Ideas and advice will be welcome 

Thanks Guys
Steve


----------



## catphish (Jul 30, 2017)

That looks pretty cool to me. Impossible to guess what they've broken, but I'd give it a try! Of course you're still going to have to get it through the MVSA


----------



## Lleksam (Dec 6, 2015)

catphish said:


> That looks pretty cool to me. Impossible to guess what they've broken, but I'd give it a try! Of course you're still going to have to get it through the MVSA


I asked what happened his reply was, "I was using my multimeter and my hand slipped, flash crack everything stopped working " believe it needs a hazzard that can be turned on without key being on


----------



## catphish (Jul 30, 2017)

Lleksam said:


> I asked what happened his reply was, "I was using my multimeter and my hand slipped, flash crack everything stopped working " believe it needs a hazzard that can be turned on without key being on


Total guesswork here, but a bit bang like that suggests a dead short of a power line, so hopefully a blown fuse rather than any electronic damage.

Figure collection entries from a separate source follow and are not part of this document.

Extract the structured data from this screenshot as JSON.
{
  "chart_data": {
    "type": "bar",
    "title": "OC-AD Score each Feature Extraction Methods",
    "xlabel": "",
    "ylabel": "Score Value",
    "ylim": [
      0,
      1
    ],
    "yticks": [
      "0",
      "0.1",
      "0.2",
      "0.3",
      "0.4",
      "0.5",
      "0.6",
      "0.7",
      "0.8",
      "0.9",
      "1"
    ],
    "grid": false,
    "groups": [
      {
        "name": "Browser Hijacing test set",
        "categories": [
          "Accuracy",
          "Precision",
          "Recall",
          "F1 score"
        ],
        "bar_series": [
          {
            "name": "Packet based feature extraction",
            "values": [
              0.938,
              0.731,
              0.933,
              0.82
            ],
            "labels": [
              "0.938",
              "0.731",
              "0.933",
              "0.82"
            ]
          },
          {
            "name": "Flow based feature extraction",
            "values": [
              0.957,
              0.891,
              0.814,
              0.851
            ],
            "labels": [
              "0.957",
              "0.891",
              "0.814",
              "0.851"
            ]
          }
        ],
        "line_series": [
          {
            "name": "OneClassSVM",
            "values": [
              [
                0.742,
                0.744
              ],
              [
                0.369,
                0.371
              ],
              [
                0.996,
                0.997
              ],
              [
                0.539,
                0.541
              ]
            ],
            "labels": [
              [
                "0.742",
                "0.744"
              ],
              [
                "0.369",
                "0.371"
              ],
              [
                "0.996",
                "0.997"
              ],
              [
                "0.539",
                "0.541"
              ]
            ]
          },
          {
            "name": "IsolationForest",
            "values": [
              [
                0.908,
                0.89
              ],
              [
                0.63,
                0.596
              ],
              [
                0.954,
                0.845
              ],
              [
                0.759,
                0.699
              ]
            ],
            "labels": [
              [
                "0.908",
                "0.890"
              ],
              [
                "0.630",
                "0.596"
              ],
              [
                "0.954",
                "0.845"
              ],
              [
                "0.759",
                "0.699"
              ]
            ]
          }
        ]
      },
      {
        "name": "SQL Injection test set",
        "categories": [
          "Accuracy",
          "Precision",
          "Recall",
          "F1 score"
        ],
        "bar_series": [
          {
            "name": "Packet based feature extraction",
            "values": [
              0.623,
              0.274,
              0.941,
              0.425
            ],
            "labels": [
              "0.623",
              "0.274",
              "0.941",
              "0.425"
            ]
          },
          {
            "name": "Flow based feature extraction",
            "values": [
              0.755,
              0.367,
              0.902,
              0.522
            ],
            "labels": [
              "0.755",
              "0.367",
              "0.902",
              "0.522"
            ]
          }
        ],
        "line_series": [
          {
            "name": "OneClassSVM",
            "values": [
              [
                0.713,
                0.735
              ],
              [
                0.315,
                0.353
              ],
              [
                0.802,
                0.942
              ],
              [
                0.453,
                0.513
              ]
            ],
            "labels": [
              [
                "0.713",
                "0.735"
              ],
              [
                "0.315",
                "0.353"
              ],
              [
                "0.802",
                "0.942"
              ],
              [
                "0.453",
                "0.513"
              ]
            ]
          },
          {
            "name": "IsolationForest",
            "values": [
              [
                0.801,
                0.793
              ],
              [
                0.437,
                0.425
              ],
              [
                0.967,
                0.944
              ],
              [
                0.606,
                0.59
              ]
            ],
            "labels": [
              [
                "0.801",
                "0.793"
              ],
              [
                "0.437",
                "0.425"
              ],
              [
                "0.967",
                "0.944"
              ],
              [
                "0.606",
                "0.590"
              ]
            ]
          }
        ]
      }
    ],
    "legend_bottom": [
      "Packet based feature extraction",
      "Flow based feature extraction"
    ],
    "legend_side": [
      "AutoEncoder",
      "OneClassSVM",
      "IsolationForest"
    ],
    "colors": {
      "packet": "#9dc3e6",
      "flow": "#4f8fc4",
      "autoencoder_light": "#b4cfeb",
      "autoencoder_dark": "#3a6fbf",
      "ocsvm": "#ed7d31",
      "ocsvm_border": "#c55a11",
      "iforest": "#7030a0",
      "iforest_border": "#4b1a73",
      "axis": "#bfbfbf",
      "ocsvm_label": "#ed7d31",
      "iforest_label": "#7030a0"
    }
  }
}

Impossible to know without proper investigation though.


----------



## Lleksam (Dec 6, 2015)

my thoughts exactly hopefully going to buy this week, will be a fun project


----------



## catphish (Jul 30, 2017)

Good luck!


----------



## CliffordK (Oct 8, 2011)

I wonder if you could just string new wires to the lights, and add a new hazard switch and flasher.


----------



## Lleksam (Dec 6, 2015)

CliffordK said:


> I wonder if you could just string new wires to the lights, and add a new hazard switch and flasher.


That is the plan, I bought it and have found main fault was as simple as 2 fuses one was a 10a but on the 72v line to the 72v to 12v dc-dc converter but was hidden under motor controller


----------